Adopting new childcare CRM software is often viewed as an immediate fix-all. However, it's essential that the data within your CRM is accurate and regularly maintained to ensure you're communicating with the right families at the right time.
It doesn't take much time to ensure your CRM database is running smoothly and working the way you want it to. But it does require regular attention. Take a look at these best practices for managing your CRM to ensure you're using it to the fullest extent.
1) Keep your CRM system squeaky clean
The number one rule with CRM systems can often be the hardest to follow. Yup, that’s right - data hygiene. Upon the purchase of new software, we are determined to set up processes and best practices and stick to them. Over time, we slowly lose focus on the importance of data cleanliness.
Make sure to review the data in your CRM with all users in your company. Highlight the inaccuracies and work with your team to clean them up, as needed. A first step would be to ensure that every family in your enrollment pipeline is listed under the right status and your automated communications fit under the correct workflow. For example, if someone is ready to fill our registration paperwork, they should not be receiving emails asking them to schedule a tour. Another essential part of organizing your CRM is to ensure that family information - such as names, child's age, and contact information are all accurate.
One of the most common offenses we see is users with past-due tasks. Although it may not seem like a big deal when one family doesn't receive a follow-up phone call after a tour or a lead doesn't get a link to schedule a tour, these little mistakes can really begin to add up. Make sure you and your staff are completing tasks daily so that no leads slip through the cracks.
2) Review Your Enrollment Processes
Somehow this one always slides to the bottom of the list. I can hear it now, “our processes for handling leads from marketing to sales stages are fine for now. We can review them next year.” Childcare is a constantly-evolving landscape. Parent expectations are constantly changing and staff turnover is high. Review how your staff interact with your childcare CRM. even if they don't actively use the system, are they getting email and/or text reminders about new tour appointments? Do they feel like those reminders are helpful? Or is there something that could be modified to make tours even easier? It's important to know how everyone at your center fits into the CRM ecosystem, along the parent enrollment journey.

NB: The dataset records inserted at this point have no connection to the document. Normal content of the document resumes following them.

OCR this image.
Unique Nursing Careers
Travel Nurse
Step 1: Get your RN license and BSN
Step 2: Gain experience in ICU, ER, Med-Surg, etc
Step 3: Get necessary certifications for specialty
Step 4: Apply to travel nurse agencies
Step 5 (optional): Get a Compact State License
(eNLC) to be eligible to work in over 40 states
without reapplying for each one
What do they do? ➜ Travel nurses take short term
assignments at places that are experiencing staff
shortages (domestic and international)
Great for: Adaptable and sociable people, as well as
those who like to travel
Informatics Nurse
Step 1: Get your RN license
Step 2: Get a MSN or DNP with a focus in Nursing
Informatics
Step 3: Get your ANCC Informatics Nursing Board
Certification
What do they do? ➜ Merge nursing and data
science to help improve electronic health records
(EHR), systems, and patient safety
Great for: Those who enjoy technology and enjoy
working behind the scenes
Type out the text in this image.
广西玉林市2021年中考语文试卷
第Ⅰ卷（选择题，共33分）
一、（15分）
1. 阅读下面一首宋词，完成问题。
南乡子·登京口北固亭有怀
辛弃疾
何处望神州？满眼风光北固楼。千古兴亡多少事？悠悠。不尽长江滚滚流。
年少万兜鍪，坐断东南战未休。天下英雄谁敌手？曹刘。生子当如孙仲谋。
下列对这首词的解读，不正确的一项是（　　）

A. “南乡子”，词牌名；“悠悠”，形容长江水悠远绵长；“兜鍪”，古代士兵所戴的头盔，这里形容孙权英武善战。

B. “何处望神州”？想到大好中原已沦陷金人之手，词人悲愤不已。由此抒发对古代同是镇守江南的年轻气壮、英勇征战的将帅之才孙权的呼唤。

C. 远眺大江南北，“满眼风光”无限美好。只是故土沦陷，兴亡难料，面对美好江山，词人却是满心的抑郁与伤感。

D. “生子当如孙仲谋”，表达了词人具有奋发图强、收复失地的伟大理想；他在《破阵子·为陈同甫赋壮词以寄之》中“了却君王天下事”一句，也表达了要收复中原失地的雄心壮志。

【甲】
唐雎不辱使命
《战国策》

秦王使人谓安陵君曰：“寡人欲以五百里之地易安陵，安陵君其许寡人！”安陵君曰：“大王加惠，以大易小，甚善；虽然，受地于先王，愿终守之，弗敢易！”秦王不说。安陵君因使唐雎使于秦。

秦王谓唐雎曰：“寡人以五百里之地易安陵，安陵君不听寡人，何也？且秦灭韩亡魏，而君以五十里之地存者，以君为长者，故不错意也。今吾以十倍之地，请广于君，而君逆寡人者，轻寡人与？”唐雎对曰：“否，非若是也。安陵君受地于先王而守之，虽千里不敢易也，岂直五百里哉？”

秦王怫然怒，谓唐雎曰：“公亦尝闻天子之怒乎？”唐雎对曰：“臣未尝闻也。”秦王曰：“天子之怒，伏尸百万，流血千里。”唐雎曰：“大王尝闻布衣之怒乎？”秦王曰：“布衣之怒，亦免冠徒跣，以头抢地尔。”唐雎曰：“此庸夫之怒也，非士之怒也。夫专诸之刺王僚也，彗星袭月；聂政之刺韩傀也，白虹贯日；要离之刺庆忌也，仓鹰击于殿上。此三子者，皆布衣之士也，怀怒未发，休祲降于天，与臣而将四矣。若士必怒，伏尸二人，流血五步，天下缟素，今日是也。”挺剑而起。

3) Ensure Your External Messaging Is On-Brand
Messaging is stored in many different places within your childcare CRM so be sure to double-check email templates, text templates, web forms, and landing pages to ensure leads are getting the appropriate messaging. Whether you've changed your logo, brand colors, or you just want to update the tone/voice you use to interact with families, it's essential that your messaging remains consistent and clear for inquiring parents.
4) Engage with Your Leads
Now that you have a clean CRM, new & improved processes, and up-to-date & relevant content, go engage with your leads. As always, be thoughtful about your engagement frequency and be strategic with whom you communicate. Create workflow automation and drip campaigns so your system can work for you- even while you sleep!
5) Managing Multiple Locations - The Do's & Do Not's
Managing multiple ECE centers requires both individualized and unified data solutions. Using a separate CRM database for each center ensures family and child data remains organized and specific to each center location, enhancing operational efficiency. For example - Self-scheduled tours: one of our most powerful features is the ability to let parents schedule their own tours. As with the above, this feature would be unusable because a tour at one location would block that time at all locations, making parents unable to effectively use this feature.
Dashboards: dashboards are built to innately display data pertinent to the location the user works at. For example, the To Do list would show actions needed to be undertaken at all locations rather than just at a center director's own location. Another example: we count the number of families or children in each status, but there would be no ability to see this important metric by location, it would only ever be for the entire organization. If the staff at one center was lagging in their ability to keep classrooms filled, it wouldn't be visible in the dashboards.
Families table: The Families table shows families for individual locations. Without separate locations, all the families would be jumbled together, making it harder to find families relevant to a specific location. This is particularly impactful when searching a wait list for families who might have a child to fill an opening at a particular location.
Reporting: being able to compare performance at different locations to identify who is succeeding, who is failing, whose best practices to spread throughout the organization and whose practices to improve are important insights that drive success. Without separate locations, these insights are lost."
However, to fully leverage your data and understand what's working and what's not in your childcare business, you need a childcare CRM system with hierarchical reporting capabilities. This allows you to easily aggregate and analyze data across all centers, providing valuable insights and trend forecasts.
Childcare software that can equip you with independent databases and comprehensive reporting can help streamline center operations and support strategic decision-making across your multi-site childcare network.
Pro Tip: Don't forget about lost opportunities. You would be surprised how many companies do not look back at this pool of leads. Remember, families' care needs can change. Just because they weren't interested a few weeks, months, or years ago - doesn't mean they aren't interested now.